Dia menjelaskan kebakaran hutan dan lahan yang terjadi dibeberapa wilayah Indonesia termasuk di wilayah Kalbar, khususnya wilayah Singkawang dan Bengkayang telah menjadi perhatian serius baik nasional maupun Internasional sejak lama.
“Besar harapan kita semua agar kebakaran, kabut asap semakin tahun semakin bisa ditekan. Oleh karena itu pencegahan yang utama dengan cara tetap sosialisasi baik itu dari Babinsa, Bhabinkamtibmas, BPBD, Manggala Agni dan stakeholder lainya untuk mengerahkan cara bertanam, berkebun yang lebih ramah dengan lingkungan,”tegasnya.
Dalam amanatnya Kapolda Kalbar yang di bacakan, Kapolres Singkawang AKBP Prasetiyo Adhi Wibowo menyampaikan Kalimantan Barat termasuk salah satu provinsi yang rawan kebakaran hutan, kebun dan lahan, dimana faktor pemicu terjadinya kebakaran adalah pembakaran lahan perkebunan dengan cara dibakar dan tidak terkendali sehingga membakar lahan gambut lainnya.

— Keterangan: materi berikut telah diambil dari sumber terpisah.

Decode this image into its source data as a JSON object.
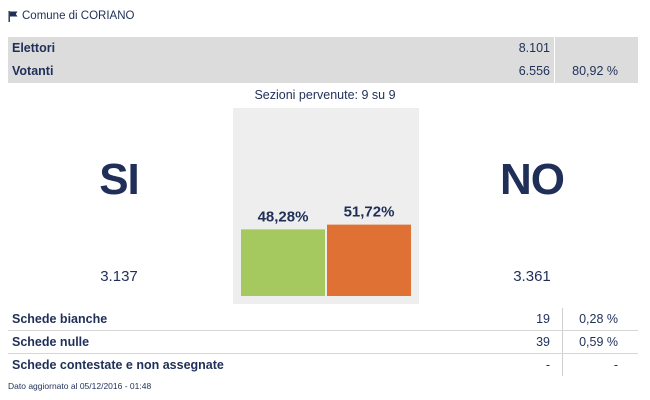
{
  "header": {
    "icon": "flag-icon",
    "title": "Comune di CORIANO"
  },
  "summary": {
    "rows": [
      {
        "label": "Elettori",
        "value": "8.101",
        "percent": ""
      },
      {
        "label": "Votanti",
        "value": "6.556",
        "percent": "80,92 %"
      }
    ]
  },
  "sections_text": "Sezioni pervenute: 9 su 9",
  "yes": {
    "label": "SI",
    "count": "3.137",
    "percent_label": "48,28%",
    "color": "#a6c95f"
  },
  "no": {
    "label": "NO",
    "count": "3.361",
    "percent_label": "51,72%",
    "color": "#e07134"
  },
  "chart_data": {
    "type": "bar",
    "categories": [
      "SI",
      "NO"
    ],
    "values": [
      48.28,
      51.72
    ],
    "unit": "%",
    "ylim": [
      0,
      100
    ],
    "colors": [
      "#a6c95f",
      "#e07134"
    ]
  },
  "bottom_table": {
    "rows": [
      {
        "label": "Schede bianche",
        "value": "19",
        "percent": "0,28 %"
      },
      {
        "label": "Schede nulle",
        "value": "39",
        "percent": "0,59 %"
      },
      {
        "label": "Schede contestate e non assegnate",
        "value": "-",
        "percent": "-"
      }
    ]
  },
  "footer": "Dato aggiornato al 05/12/2016 - 01:48"
}
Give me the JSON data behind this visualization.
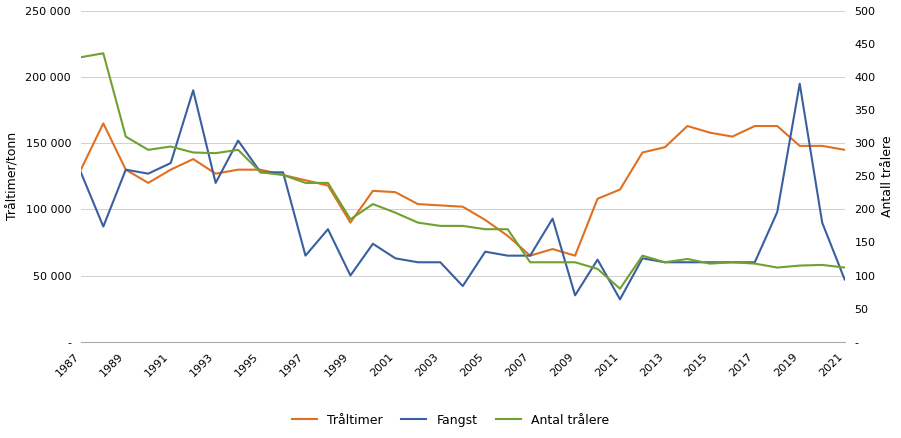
{
  "years": [
    1987,
    1988,
    1989,
    1990,
    1991,
    1992,
    1993,
    1994,
    1995,
    1996,
    1997,
    1998,
    1999,
    2000,
    2001,
    2002,
    2003,
    2004,
    2005,
    2006,
    2007,
    2008,
    2009,
    2010,
    2011,
    2012,
    2013,
    2014,
    2015,
    2016,
    2017,
    2018,
    2019,
    2020,
    2021
  ],
  "traltimer": [
    130000,
    165000,
    130000,
    120000,
    130000,
    138000,
    127000,
    130000,
    130000,
    126000,
    122000,
    118000,
    90000,
    114000,
    113000,
    104000,
    103000,
    102000,
    92000,
    80000,
    65000,
    70000,
    65000,
    108000,
    115000,
    143000,
    147000,
    163000,
    158000,
    155000,
    163000,
    163000,
    148000,
    148000,
    145000
  ],
  "fangst": [
    128000,
    87000,
    130000,
    127000,
    135000,
    190000,
    120000,
    152000,
    128000,
    128000,
    65000,
    85000,
    50000,
    74000,
    63000,
    60000,
    60000,
    42000,
    68000,
    65000,
    65000,
    93000,
    35000,
    62000,
    32000,
    63000,
    60000,
    60000,
    60000,
    60000,
    60000,
    98000,
    195000,
    90000,
    47000
  ],
  "antall_right": [
    430,
    436,
    310,
    290,
    295,
    286,
    285,
    290,
    256,
    252,
    240,
    240,
    185,
    208,
    195,
    180,
    175,
    175,
    170,
    170,
    120,
    120,
    120,
    110,
    80,
    130,
    120,
    125,
    118,
    120,
    118,
    112,
    115,
    116,
    112
  ],
  "tralimer_color": "#E07020",
  "fangst_color": "#3A5FA0",
  "antall_color": "#70A030",
  "ylabel_left": "Tråltimer/tonn",
  "ylabel_right": "Antall trålere",
  "ylim_left": [
    0,
    250000
  ],
  "ylim_right": [
    0,
    500
  ],
  "yticks_left": [
    0,
    50000,
    100000,
    150000,
    200000,
    250000
  ],
  "yticks_right": [
    0,
    50,
    100,
    150,
    200,
    250,
    300,
    350,
    400,
    450,
    500
  ],
  "legend_labels": [
    "Tråltimer",
    "Fangst",
    "Antal trålere"
  ],
  "background_color": "#ffffff",
  "grid_color": "#d0d0d0",
  "linewidth": 1.5
}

“Pada tahun 2022 selama bulan januari hingga bulan maret telah terjadi 60 kasus kebakaran hutan dan lahan di sejumlah daerah yang ada di Kalimantan Barat,” katanya.

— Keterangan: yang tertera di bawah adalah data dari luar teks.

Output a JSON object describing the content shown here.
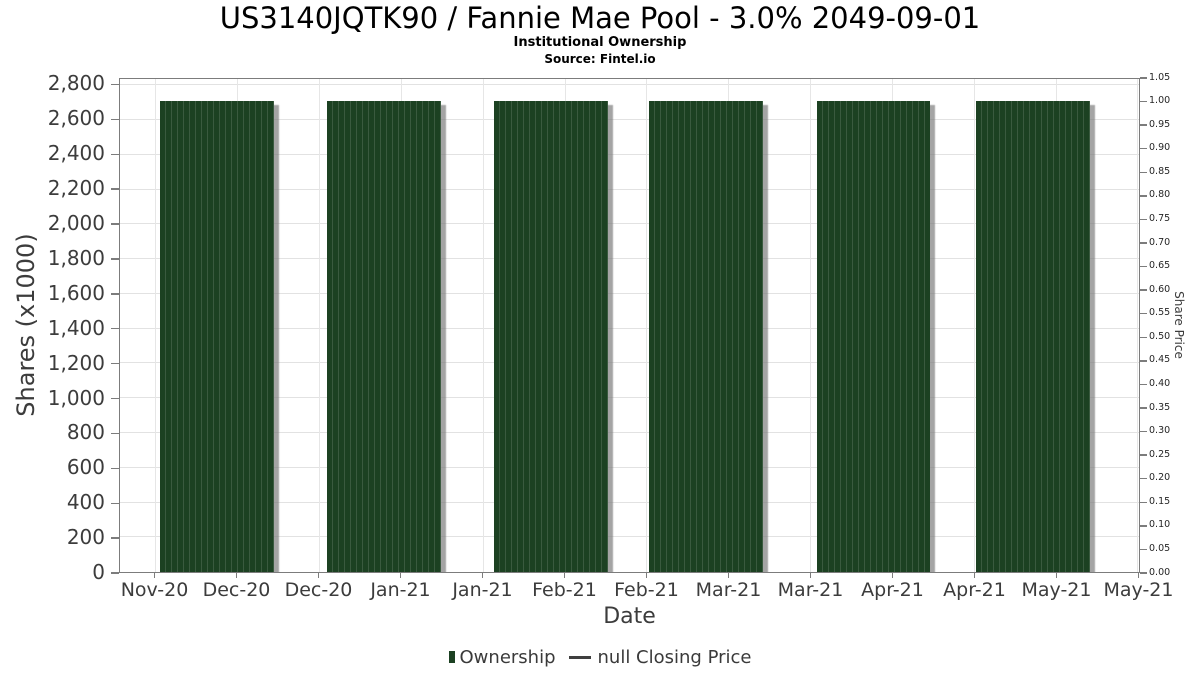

Ia mengatakan kebakaran hutan, kebun dan lahan di areal yang luas dapat menimbulkan dampak yang besar, munculnya kabut asap dapat merusak, saraf otak, menghambat kecerdasan dan pertumbuhan anak-anak, menggangu aktifitas belajar anak di sekolah, menimbulkan penyakit infeksi saluran pernafasan, menghambat transportasi penerbangan lalu lintas di darat dan di laut dan menghambat pertumbuhan ekonomi.

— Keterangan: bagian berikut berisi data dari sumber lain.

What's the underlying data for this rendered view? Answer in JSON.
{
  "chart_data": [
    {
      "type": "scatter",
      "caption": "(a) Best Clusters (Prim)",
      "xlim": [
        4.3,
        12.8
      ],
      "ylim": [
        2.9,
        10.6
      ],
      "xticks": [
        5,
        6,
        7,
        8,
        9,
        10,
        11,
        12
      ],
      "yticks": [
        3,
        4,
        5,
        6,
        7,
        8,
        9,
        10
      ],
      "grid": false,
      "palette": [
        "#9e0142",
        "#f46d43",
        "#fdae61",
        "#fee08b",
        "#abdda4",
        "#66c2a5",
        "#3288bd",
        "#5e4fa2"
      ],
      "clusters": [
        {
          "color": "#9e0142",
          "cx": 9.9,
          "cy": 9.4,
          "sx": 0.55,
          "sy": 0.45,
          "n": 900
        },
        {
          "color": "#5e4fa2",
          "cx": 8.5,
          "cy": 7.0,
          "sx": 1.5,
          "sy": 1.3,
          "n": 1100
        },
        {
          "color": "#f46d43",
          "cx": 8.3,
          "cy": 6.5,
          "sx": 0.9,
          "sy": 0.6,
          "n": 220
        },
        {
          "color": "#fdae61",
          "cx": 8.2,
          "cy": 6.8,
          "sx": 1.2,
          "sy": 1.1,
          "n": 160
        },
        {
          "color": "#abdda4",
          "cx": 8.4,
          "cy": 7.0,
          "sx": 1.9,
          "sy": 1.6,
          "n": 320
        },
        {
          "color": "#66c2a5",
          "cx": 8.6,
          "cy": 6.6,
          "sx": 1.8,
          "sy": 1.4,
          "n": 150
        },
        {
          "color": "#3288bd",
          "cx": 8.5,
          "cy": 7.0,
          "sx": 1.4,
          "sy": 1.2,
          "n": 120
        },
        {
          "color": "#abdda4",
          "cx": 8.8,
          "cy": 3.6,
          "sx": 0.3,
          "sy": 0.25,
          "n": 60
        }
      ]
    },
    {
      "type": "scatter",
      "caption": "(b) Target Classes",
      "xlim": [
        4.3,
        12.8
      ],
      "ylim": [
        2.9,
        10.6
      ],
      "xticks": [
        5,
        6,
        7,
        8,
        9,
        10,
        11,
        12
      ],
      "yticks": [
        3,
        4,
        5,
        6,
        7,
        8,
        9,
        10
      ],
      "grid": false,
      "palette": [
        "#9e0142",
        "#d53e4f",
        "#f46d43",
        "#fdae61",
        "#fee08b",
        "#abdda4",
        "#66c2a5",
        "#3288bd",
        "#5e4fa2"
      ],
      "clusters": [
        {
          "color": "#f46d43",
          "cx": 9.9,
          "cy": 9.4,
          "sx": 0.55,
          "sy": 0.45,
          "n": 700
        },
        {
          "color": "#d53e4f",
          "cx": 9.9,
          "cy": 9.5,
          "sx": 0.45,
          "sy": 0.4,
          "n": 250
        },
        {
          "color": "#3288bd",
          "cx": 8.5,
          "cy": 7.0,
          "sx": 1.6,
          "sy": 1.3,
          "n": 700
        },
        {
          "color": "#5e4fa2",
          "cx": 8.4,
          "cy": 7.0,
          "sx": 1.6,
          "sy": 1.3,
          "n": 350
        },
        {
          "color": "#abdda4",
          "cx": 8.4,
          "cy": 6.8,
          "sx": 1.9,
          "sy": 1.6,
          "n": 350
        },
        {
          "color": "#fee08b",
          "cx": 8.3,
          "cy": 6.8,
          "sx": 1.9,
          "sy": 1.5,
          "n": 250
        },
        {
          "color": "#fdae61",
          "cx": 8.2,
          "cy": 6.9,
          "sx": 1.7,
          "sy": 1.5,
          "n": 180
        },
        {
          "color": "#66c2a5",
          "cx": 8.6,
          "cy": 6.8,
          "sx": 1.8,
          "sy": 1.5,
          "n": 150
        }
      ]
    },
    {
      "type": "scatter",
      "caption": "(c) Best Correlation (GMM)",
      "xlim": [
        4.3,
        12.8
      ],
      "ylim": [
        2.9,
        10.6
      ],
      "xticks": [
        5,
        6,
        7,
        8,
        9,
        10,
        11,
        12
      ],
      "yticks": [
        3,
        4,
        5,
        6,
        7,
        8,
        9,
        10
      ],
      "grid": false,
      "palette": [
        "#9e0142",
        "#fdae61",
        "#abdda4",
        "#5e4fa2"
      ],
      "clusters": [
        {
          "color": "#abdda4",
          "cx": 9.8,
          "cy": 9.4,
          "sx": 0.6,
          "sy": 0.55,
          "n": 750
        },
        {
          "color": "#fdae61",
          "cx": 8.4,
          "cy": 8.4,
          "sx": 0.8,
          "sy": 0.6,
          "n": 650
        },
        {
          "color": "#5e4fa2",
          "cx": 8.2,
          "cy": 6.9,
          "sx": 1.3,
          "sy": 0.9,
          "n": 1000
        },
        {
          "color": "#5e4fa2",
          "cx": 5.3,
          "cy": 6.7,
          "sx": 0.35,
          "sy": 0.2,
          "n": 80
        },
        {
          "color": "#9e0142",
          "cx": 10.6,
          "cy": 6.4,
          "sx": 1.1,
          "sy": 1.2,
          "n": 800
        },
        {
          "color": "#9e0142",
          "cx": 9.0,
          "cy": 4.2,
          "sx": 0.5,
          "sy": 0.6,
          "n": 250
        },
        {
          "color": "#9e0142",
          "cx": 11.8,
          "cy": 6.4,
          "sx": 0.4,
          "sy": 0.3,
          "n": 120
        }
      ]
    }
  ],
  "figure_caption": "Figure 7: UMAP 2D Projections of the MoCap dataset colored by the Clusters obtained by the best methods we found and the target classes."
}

“Berdayakan petugas patroli kelurahan untuk cegah karhutla dan giat patroli dititik beratkan pada titik hot spot, jika menemukan titik api segera dipadamkan. Laksanakan patroli terpadu TNI, Polri, manggala agni dan masyarakat peduli api serta mapping desa-desa yang berpotensi terjadinya karhutla,” katanya.
Masyarakat dalam membuka ladang berpindah dengan cara membakar harus dicarikan solusinya bagaimana mereka tetap dapat bercocok tanam dengan tidak membakar lahan. “Berikan solusi yang berkaitan dengan sistem tanam dan permodalan yang tepat dan efisien,” katanya.
Para tokoh masyarakat, tokoh agama, tokoh adat tokoh pemuda dan instansi terkait, diharapkan mampu memberikan kontribusi positif dalam mencegah dan menemukan solusi karhutla di Kalimantan Barat yang dapat menampung kepentingan dan kebutuhan semua pihak termasuk kebutuhan para petani ladang yang membuka lahan untuk memenuhi kebutuhan hidup mereka sehari-hari.
“Saya mengajak kepada seluruh peserta apel gelar pasukan dan semua elemen masyarakat untuk bersinergi, bersatu padu bahu membahu untuk memberikan solusi bagi permasalahan karhutla di Provinsi Kalimantan Barat yang kita cintai ini,” katanya.
Kepada anggota yang terlibat operasi bina karuna kapuas 2022 agar melaksanakan operasi tersebut dengan ikhlas dan penuh rasa tanggung jawab serta dapat bekerja sama dengan komponen lainnya termasuk masyarakat sehingga tujuan operasi ini adalah tidak adanya asap di Kalimantan Barat dapat berjalan dengan lancar dan baik.